While they were forced to stay home during lockdowns, women in France, Germany and the United States spent significantly more time caring for children. In other cases, working mothers spent less time on paid work but more on household work.
“The impact [of the pandemic] on time scarcity for women has been large with implications on stress and mental health,” said Amin, adding that women are bearing a “triple burden” of domestic and family responsibilities, caring for the sick, in addition to work.
"Often in epidemics, it’s women who are the most affected because they are the ones who take care of the sick either at home or in hospitals. Women are very important in the management of epidemics as they can offer a different perspective."

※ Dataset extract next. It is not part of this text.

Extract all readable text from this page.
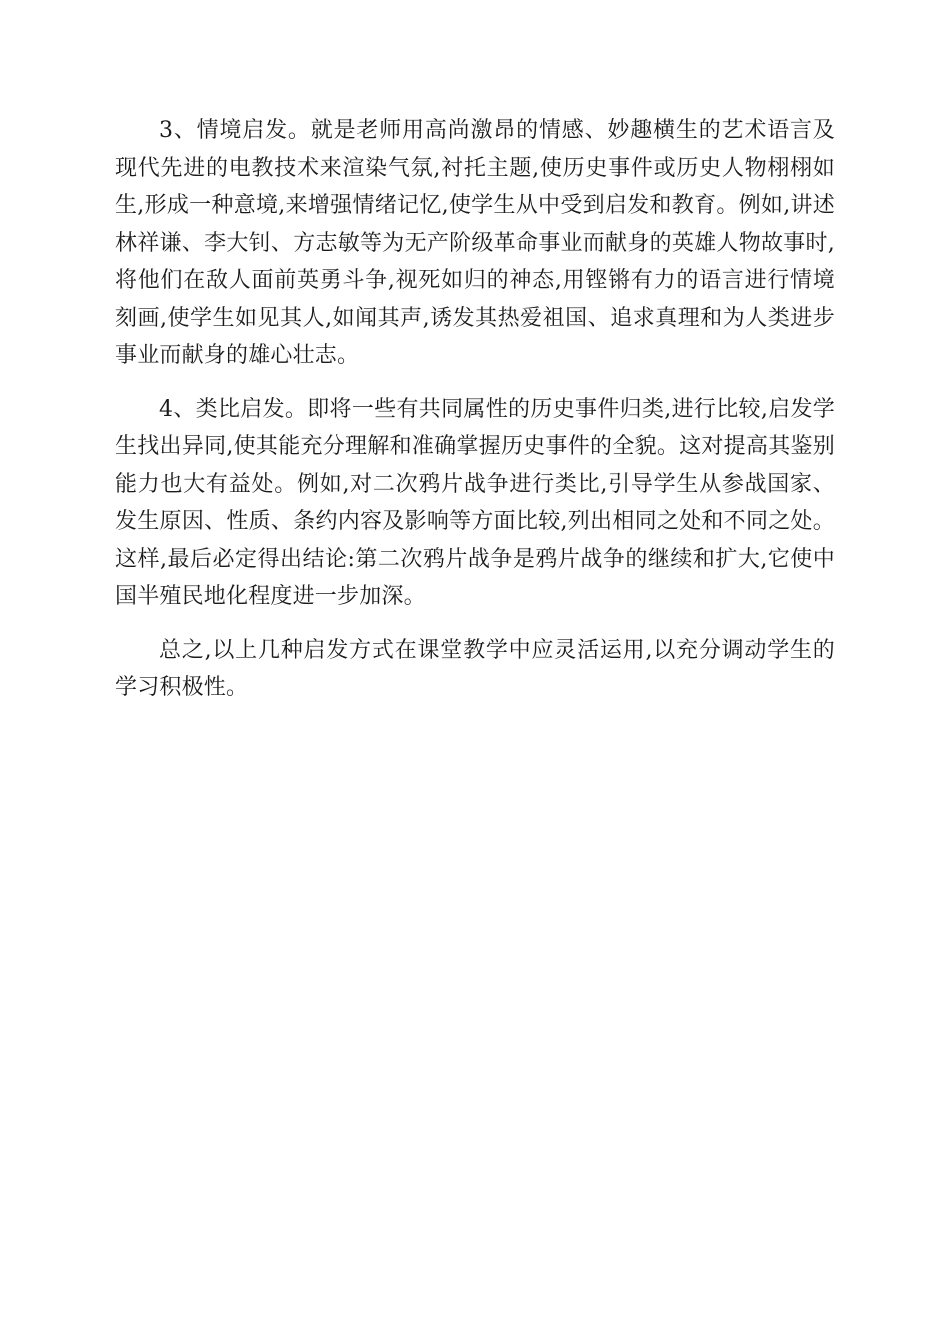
3、情境启发。就是老师用高尚激昂的情感、妙趣横生的艺术语言及现代先进的电教技术来渲染气氛,衬托主题,使历史事件或历史人物栩栩如生,形成一种意境,来增强情绪记忆,使学生从中受到启发和教育。例如,讲述林祥谦、李大钊、方志敏等为无产阶级革命事业而献身的英雄人物故事时,将他们在敌人面前英勇斗争,视死如归的神态,用铿锵有力的语言进行情境刻画,使学生如见其人,如闻其声,诱发其热爱祖国、追求真理和为人类进步事业而献身的雄心壮志。

4、类比启发。即将一些有共同属性的历史事件归类,进行比较,启发学生找出异同,使其能充分理解和准确掌握历史事件的全貌。这对提高其鉴别能力也大有益处。例如,对二次鸦片战争进行类比,引导学生从参战国家、发生原因、性质、条约内容及影响等方面比较,列出相同之处和不同之处。这样,最后必定得出结论:第二次鸦片战争是鸦片战争的继续和扩大,它使中国半殖民地化程度进一步加深。

总之,以上几种启发方式在课堂教学中应灵活运用,以充分调动学生的学习积极性。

– @SCBriand#COVID19 pic.twitter.com/rN3QQcdzFU
— World Health Organization (WHO) (@WHO) March 13, 2020
The advantages of a more gender-balanced recovery plan go beyond the wellbeing of women alone.
In a gender-regressive scenario in which no action is adopted to cushion the impact of these effects, McKinsey estimated that global gross domestic product growth could be $1 trillion lower in 2030 “than it would be if women’s unemployment simply tracked that of men in each sector”, its report read.
Access to healthcare services
As health system capacities are stretched, governments have to prioritise the provision of some health services, while reducing others.
“Looking at previous outbreaks, such as Ebola, one of the areas where governments tend to cut budgets from is sexual and reproductive health services, including family planning, maternal health services, access to safe abortion – with harmful consequences for women’s health,” said Amin.
The decrease in availability of sexual and reproductive health services can result in an increased risk of maternal mortality, unintended pregnancies and other adverse sexual and reproductive health outcomes among women and girls.
The Lancet Global Health journal published a study suggesting that a reduction in maternal health services of between just 9.8 percent to 18.5 percent could lead to as many as 12,200 additional maternal deaths over six months in low and middle-income countries.
Violence against women
As people around the world were forced to stay home during lockdowns, emerging reports from several countries showed increased incidents of violence against women and girls, especially intimate partner violence, a recent study by UN Women found.
In many cases, increased time spent at home with an abuser, the stress caused by uncertainty about the future, financial worries combined with the reduced access to support systems – such as friends, extended family and neighbours – can exacerbate existing tensions and conflicts.
In Colombia, for example, reports of gender-based violence during lockdown increased by 175 percent compared with the previous year, according to Plan International.
In the Dominican Republic, the violence service of the Ministry of Women’s Affairs, Línea Mujer, received 619 calls during the first 25 days of quarantine.
So, what can governments do to cushion the gendered impact of COVID-19?
The state of Hawaii has paved the way in showing what a post-recovery plan that addresses the impact on women and girls could look like.
— UN Women (@UN_Women) April 15, 2020
In its first Feminist Economic Recovery Plan, the island state prioritised spending not on infrastructure but on healthcare services. The plan includes maternal, sexual and reproductive healthcare services, on top of broader support for parents and caregivers.
“All the COVID and post-COVID recovery, emergency, preparedness and response plans really need to make sure health services for women, and services to respond to violence against women, are considered part of the essential package of services that are continued during and after COVID,” Amin said.
Governments also need to make sure “that social and financial protection is for those most likely to lose their jobs – and we know that by default these are women because they primarily work in informal sectors,” she added.